Last night, at Playhouse 91, the 92nd Street Y Harkness Dance Project presented Koosil-ja Hwang/Dance KUMIKOKIMOTO (DKK) as one of five companies in its sixth annual festival. (DKK runs through Sunday.) Koosil-ja Hwang's "The Anatomy of Happiness: The First Segment" (and the third part of a trilogy) is a collection of images, words, and movement--a piece made up of pieces. Although many specific moments of movement, sound, and video images are striking, I find the most compelling ones emerge as moments of simplicity: Love, possible and impossible, between a young Moroccan man and an older German woman is summarized as they dance "together" yet separated by a pole which presses into their abdomens; three women appear in front of a video projection (I believe of actress Fay Wong as the character Blondie from a Wong Kar Wai film) speaking, in a simpering unison, of happiness and love, and of the thrill of running through the rain. The physicalization and text performed live in front of the film segment comes together: We are presented with a cross-cultural moment, multiple layers of identity and concepts of happiness and love represented in sound (the three performers speak, Chinese pop music plays in the background), the projected image, and the physicalization of a persona through the choreography. Although many mediums are at work here, each choice of content seems connected and uncomplicated.
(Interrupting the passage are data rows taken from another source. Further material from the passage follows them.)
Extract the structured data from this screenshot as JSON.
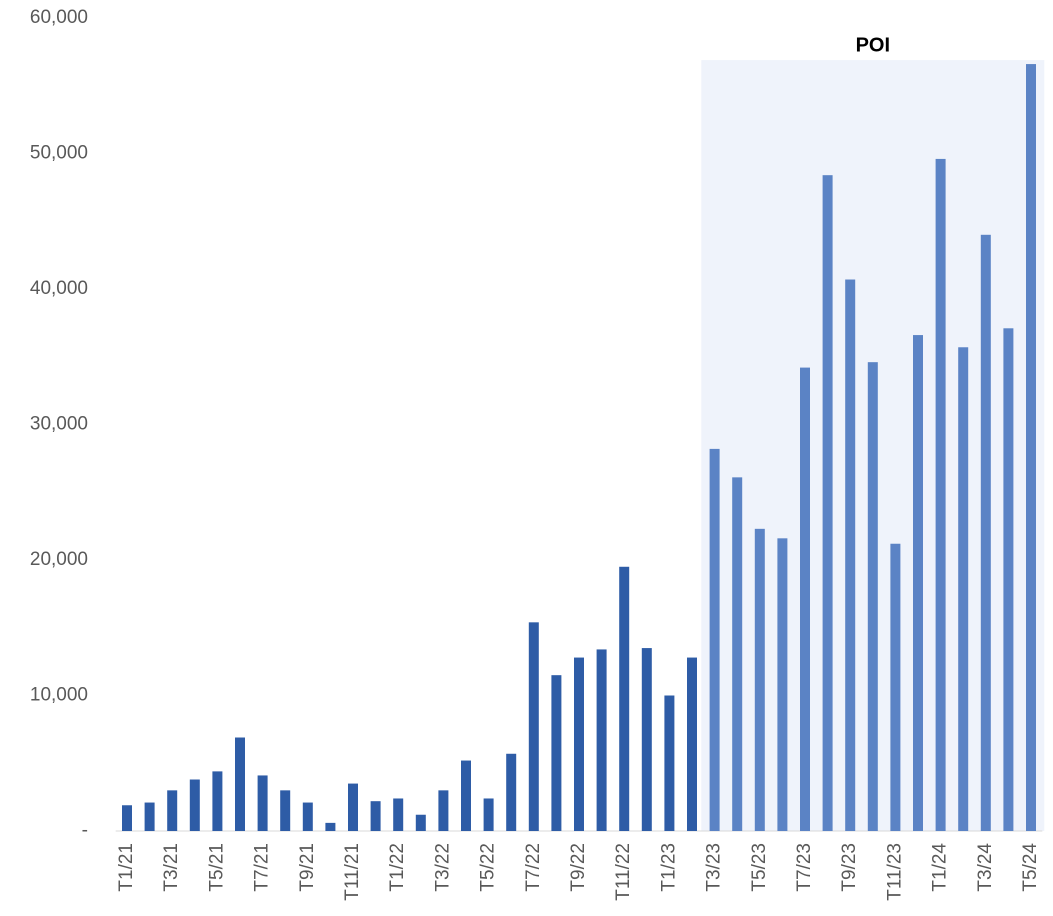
{
  "chart_data": {
    "type": "bar",
    "categories": [
      "T1/21",
      null,
      "T3/21",
      null,
      "T5/21",
      null,
      "T7/21",
      null,
      "T9/21",
      null,
      "T11/21",
      null,
      "T1/22",
      null,
      "T3/22",
      null,
      "T5/22",
      null,
      "T7/22",
      null,
      "T9/22",
      null,
      "T11/22",
      null,
      "T1/23",
      null,
      "T3/23",
      null,
      "T5/23",
      null,
      "T7/23",
      null,
      "T9/23",
      null,
      "T11/23",
      null,
      "T1/24",
      null,
      "T3/24",
      null,
      "T5/24"
    ],
    "values": [
      1900,
      2100,
      3000,
      3800,
      4400,
      6900,
      4100,
      3000,
      2100,
      600,
      3500,
      2200,
      2400,
      1200,
      3000,
      5200,
      2400,
      5700,
      15400,
      11500,
      12800,
      13400,
      19500,
      13500,
      10000,
      12800,
      28200,
      26100,
      22300,
      21600,
      34200,
      48400,
      40700,
      34600,
      21200,
      36600,
      49600,
      35700,
      44000,
      37100,
      56600
    ],
    "color": "#2e5ca6",
    "annotation": {
      "text": "POI",
      "from": "T3/23",
      "to": "T5/24",
      "color": "#5b83c5",
      "fill": "#eff3fb"
    },
    "ylim": [
      0,
      60000
    ],
    "yticks": [
      {
        "value": 0,
        "label": "-"
      },
      {
        "value": 10000,
        "label": "10,000"
      },
      {
        "value": 20000,
        "label": "20,000"
      },
      {
        "value": 30000,
        "label": "30,000"
      },
      {
        "value": 40000,
        "label": "40,000"
      },
      {
        "value": 50000,
        "label": "50,000"
      },
      {
        "value": 60000,
        "label": "60,000"
      }
    ],
    "grid": false
  }
}
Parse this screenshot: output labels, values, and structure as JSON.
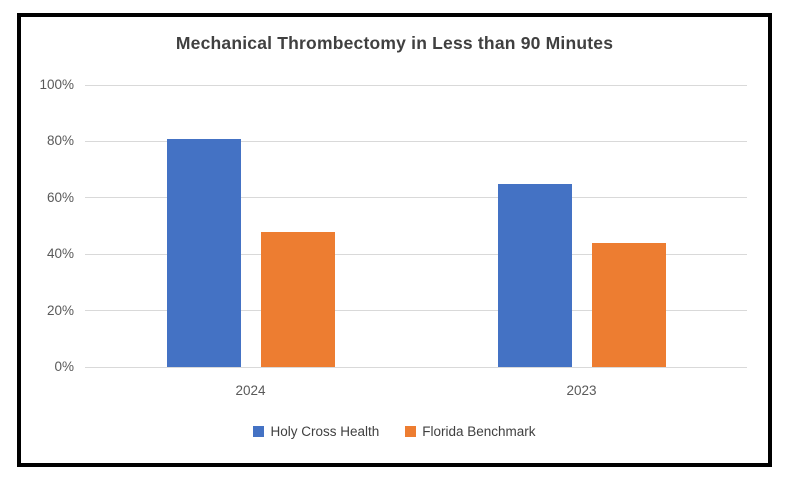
{
  "chart_data": {
    "type": "bar",
    "title": "Mechanical Thrombectomy in Less than 90 Minutes",
    "categories": [
      "2024",
      "2023"
    ],
    "series": [
      {
        "name": "Holy Cross Health",
        "color": "#4472C4",
        "values": [
          81,
          65
        ]
      },
      {
        "name": "Florida Benchmark",
        "color": "#ED7D31",
        "values": [
          48,
          44
        ]
      }
    ],
    "ylim": [
      0,
      100
    ],
    "y_tick_step": 20,
    "y_tick_labels": [
      "0%",
      "20%",
      "40%",
      "60%",
      "80%",
      "100%"
    ],
    "grid": true,
    "legend_position": "bottom"
  },
  "colors": {
    "frame_border": "#000000",
    "background": "#FFFFFF",
    "title_text": "#404040",
    "axis_text": "#595959",
    "legend_text": "#404040",
    "gridline": "#D9D9D9"
  }
}
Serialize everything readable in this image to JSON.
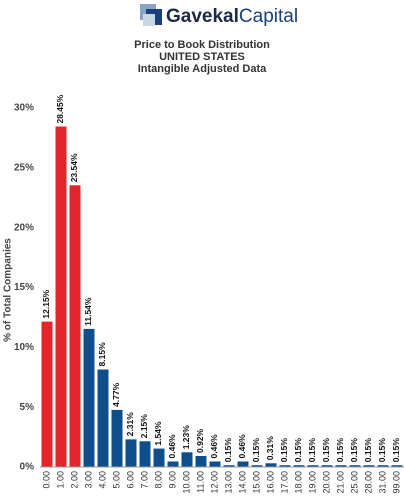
{
  "logo": {
    "part1": "Gavekal",
    "part2": "Capital"
  },
  "chart_data": {
    "type": "bar",
    "title": "Price to Book Distribution",
    "subtitle": "UNITED STATES",
    "subtitle2": "Intangible Adjusted Data",
    "y_label": "% of Total Companies",
    "categories": [
      "0.00",
      "1.00",
      "2.00",
      "3.00",
      "4.00",
      "5.00",
      "6.00",
      "7.00",
      "8.00",
      "9.00",
      "10.00",
      "11.00",
      "12.00",
      "13.00",
      "14.00",
      "15.00",
      "16.00",
      "17.00",
      "18.00",
      "19.00",
      "20.00",
      "21.00",
      "25.00",
      "28.00",
      "31.00",
      "99.00"
    ],
    "values": [
      12.15,
      28.45,
      23.54,
      11.54,
      8.15,
      4.77,
      2.31,
      2.15,
      1.54,
      0.46,
      1.23,
      0.92,
      0.46,
      0.15,
      0.46,
      0.15,
      0.31,
      0.15,
      0.15,
      0.15,
      0.15,
      0.15,
      0.15,
      0.15,
      0.15,
      0.15
    ],
    "value_labels": [
      "12.15%",
      "28.45%",
      "23.54%",
      "11.54%",
      "8.15%",
      "4.77%",
      "2.31%",
      "2.15%",
      "1.54%",
      "0.46%",
      "1.23%",
      "0.92%",
      "0.46%",
      "0.15%",
      "0.46%",
      "0.15%",
      "0.31%",
      "0.15%",
      "0.15%",
      "0.15%",
      "0.15%",
      "0.15%",
      "0.15%",
      "0.15%",
      "0.15%",
      "0.15%"
    ],
    "colors": [
      "#e2242b",
      "#e2242b",
      "#e2242b",
      "#0d4f8b",
      "#0d4f8b",
      "#0d4f8b",
      "#0d4f8b",
      "#0d4f8b",
      "#0d4f8b",
      "#0d4f8b",
      "#0d4f8b",
      "#0d4f8b",
      "#0d4f8b",
      "#0d4f8b",
      "#0d4f8b",
      "#0d4f8b",
      "#0d4f8b",
      "#0d4f8b",
      "#0d4f8b",
      "#0d4f8b",
      "#0d4f8b",
      "#0d4f8b",
      "#0d4f8b",
      "#0d4f8b",
      "#0d4f8b",
      "#0d4f8b"
    ],
    "ylim": [
      0,
      30
    ],
    "yticks": [
      {
        "value": 0,
        "label": "0%"
      },
      {
        "value": 5,
        "label": "5%"
      },
      {
        "value": 10,
        "label": "10%"
      },
      {
        "value": 15,
        "label": "15%"
      },
      {
        "value": 20,
        "label": "20%"
      },
      {
        "value": 25,
        "label": "25%"
      },
      {
        "value": 30,
        "label": "30%"
      }
    ]
  }
}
The second half of the program is the 1998 "Memoryscan." "Memoryscan" is the second part of what Hwang calls her "trilogy on ethnicity, identity and culture," and is a string of memories, apparently made up of the personal cultural histories of the company members. Unlike "The Anatomy of Happiness," this piece has much less live spoken text. It opens with a dinner table scene, Japanese/Korean style, at a low table with metal bowls and "chopsticks" made of long wire looping up into swirls at one end. One person continues to pester another by fixing her hair, buttoning her shirt; the dinner scene leads into an inventive duet, between the fixer and the fix-resister, in which the shirt comes on and off, and the two grapple with each other on and around the low table. One grabs the ankles of the other aggressively, but is pulled across the table as she clings to the ankles and becomes powerless. The physicality and meaning that comes across here is quite satisfying. Towards the end of the dance, another dinner table scene emerges; presumably this time it is a Euro/American family: Father in white tank top, mother in house dress, two girls in dresses (actually with little dresses attached to their fronts), and a markedly different way of eating, or being, at the table: I saw them "Saying Grace" and reaching for or passing the potatoes. The distinction of cultures is made clear by the contrast of the two dinner tables.

Ms. Hwang's use of technology (sound, video), text, and, finally, choreography is often engaging and even surprising. Certainly, her knowledge of all these forms is impressive. Yet in these dance pieces, I desire more moments of simplicity in terms of the multiple mediums, and therefore more chances to soak in the many fragments of image, sound, and text which make up the memories and identities which Ms. Hwang has so consistently and carefully explored in her work.